Logo depois começa a tocar a batida de Spice Up Your Life. E no telão aparece uma mensagem de boas-vindas seguida por uma apresentação: Que Spice Girl é você? Com o apelido e imagens de cada uma. Ao final dessa apresentação, elas aparecem no meio da passarela: lindas e divas (e Emma e Geri com capa de chuva). E começam a cantar “when you’re feeling sad and low…”

E nesse momento, todos os fãs voltaram 22 anos no tempo.

Foi um show extremamente nostálgico. Elas cantaram quase todas as músicas dos dois primeiros álbuns e teve até um trechinho de Sound Off. No telão passava imagens dos clipes, fotos antigas, letras das músicas, etc. Os figurinos foram inspirados nos figurinos dos anos 90 e era surreal demais ver tudo aquilo acontecendo.

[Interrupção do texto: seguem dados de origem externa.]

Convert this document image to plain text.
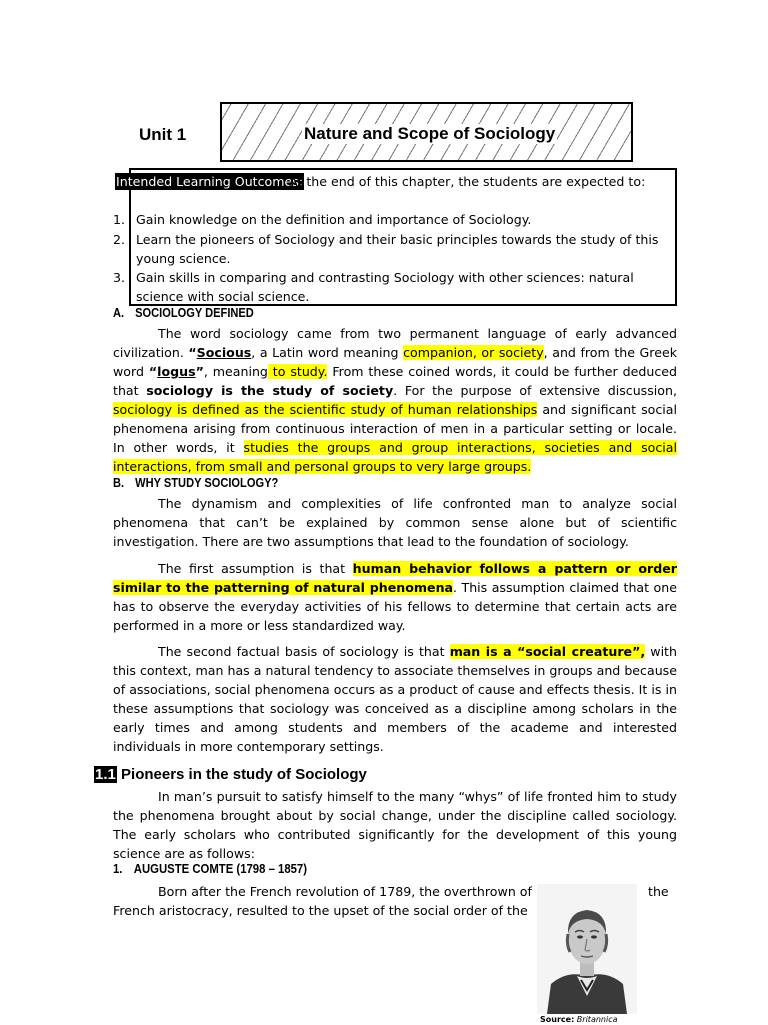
Unit 1	Nature and Scope of Sociology
Intended Learning Outcomes:
At the end of this chapter, the students are expected to:
1. Gain knowledge on the definition and importance of Sociology.
2. Learn the pioneers of Sociology and their basic principles towards the study of this young science.
3. Gain skills in comparing and contrasting Sociology with other sciences: natural science with social science.
A. SOCIOLOGY DEFINED

The word sociology came from two permanent language of early advanced civilization. “Socious, a Latin word meaning companion, or society, and from the Greek word “logus”, meaning to study. From these coined words, it could be further deduced that sociology is the study of society. For the purpose of extensive discussion, sociology is defined as the scientific study of human relationships and significant social phenomena arising from continuous interaction of men in a particular setting or locale. In other words, it studies the groups and group interactions, societies and social interactions, from small and personal groups to very large groups.

B. WHY STUDY SOCIOLOGY?

The dynamism and complexities of life confronted man to analyze social phenomena that can’t be explained by common sense alone but of scientific investigation. There are two assumptions that lead to the foundation of sociology.

The first assumption is that human behavior follows a pattern or order similar to the patterning of natural phenomena. This assumption claimed that one has to observe the everyday activities of his fellows to determine that certain acts are performed in a more or less standardized way.

The second factual basis of sociology is that man is a “social creature”, with this context, man has a natural tendency to associate themselves in groups and because of associations, social phenomena occurs as a product of cause and effects thesis. It is in these assumptions that sociology was conceived as a discipline among scholars in the early times and among students and members of the academe and interested individuals in more contemporary settings.

1.1 Pioneers in the study of Sociology

In man’s pursuit to satisfy himself to the many “whys” of life fronted him to study the phenomena brought about by social change, under the discipline called sociology. The early scholars who contributed significantly for the development of this young science are as follows:

1. AUGUSTE COMTE (1798 – 1857)
Born after the French revolution of 1789, the overthrown of	the
French aristocracy, resulted to the upset of the social order of the
Source: Britannica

Eu gritei muito, dancei e cantei todas as músicas. Eu achei que me acabaria de chorar porque em casa eu chorei TODAS as vezes que assisti a alguma live ou via algum vídeo do show, mas me segurei bem. Só estava feliz demais mesmo.

O show todo foi embaixo de chuva, sem nenhuma trégua. Eu só peguei o celular para gravar Let Love Lead The Way porque queria curtir o momento (e não queria molhar meu aparelho).

Antes de Viva Forever teve um belíssimo tango gay com os dançarinos dançando sem camisa. E antes de Too Much foi a vez da dança hétero com um homem e uma mulher dançando. Foi lindo!

Quando começou a parte dance do show em Never Give Up On The Good Times uma pulseira que todo mundo recebeu quando entrou no estádio começou a piscar. Era uma bruxaria muito incrível, dependendo da batida elas mudavam de cor o estádio todo ficava iluminado.

Em Say You’ll Be There minha mão congelou de vez e eu não conseguia mais mexer os dedos. Isso me desanimou? Nope! Continuei dançando e cantando.

No fim do show, em Wannabe, é a parte em que elas tiram o casaco e ficam com um figurino parecido com o figurino do clipe. Como em Bristol estava chovendo e frio a Geri não queria tirar o casaco, mas as outras e a plateia gritaram tanto que ela também teve que tirar o casaco e se molhar.

Mesmo com frio e chuva foi maravilhoso e a prova de tanta alegria foi a gente tirar foto sorridente no fim do show, bem acabadinhos:

Brasil!
Nós brasileiros e a Anna

Para voltar para o hotel foi bem sofrido: os dedos de todo mundo estavam congelados e o touchscreen do celular não funcionava direito; o estádio todo ao mesmo tempo estava pedindo Uber e tinha muito engarrafamento e todo mundo estava com fome, frio e cansado (e não tinha um Tesco 24h aberto ali perto para a gente comprar um meal deal).

Mas felizmente conseguimos pegar nosso carro e cada um chegou inteiro na sua hospedagem. Amém!

Antes e depois
Quem também postou foto destruída depois do show…

Demorei décadas para escrever este post porque foi difícil sintetizar em um único post os momentos mais incríveis da minha vida.

Sem contar que eu fui em outro show (dia 13/06/19, em Wembley) e eu não sabia se fazia um post com os dois shows ou um post para cada show. Mas vai ser um post para cada show porque um post só é pouco para uma fã das Spice Girls.

Contribuição pelas fotos e momentos: Thy, Haruo, Gabriel, Ed, Leo e Éslon.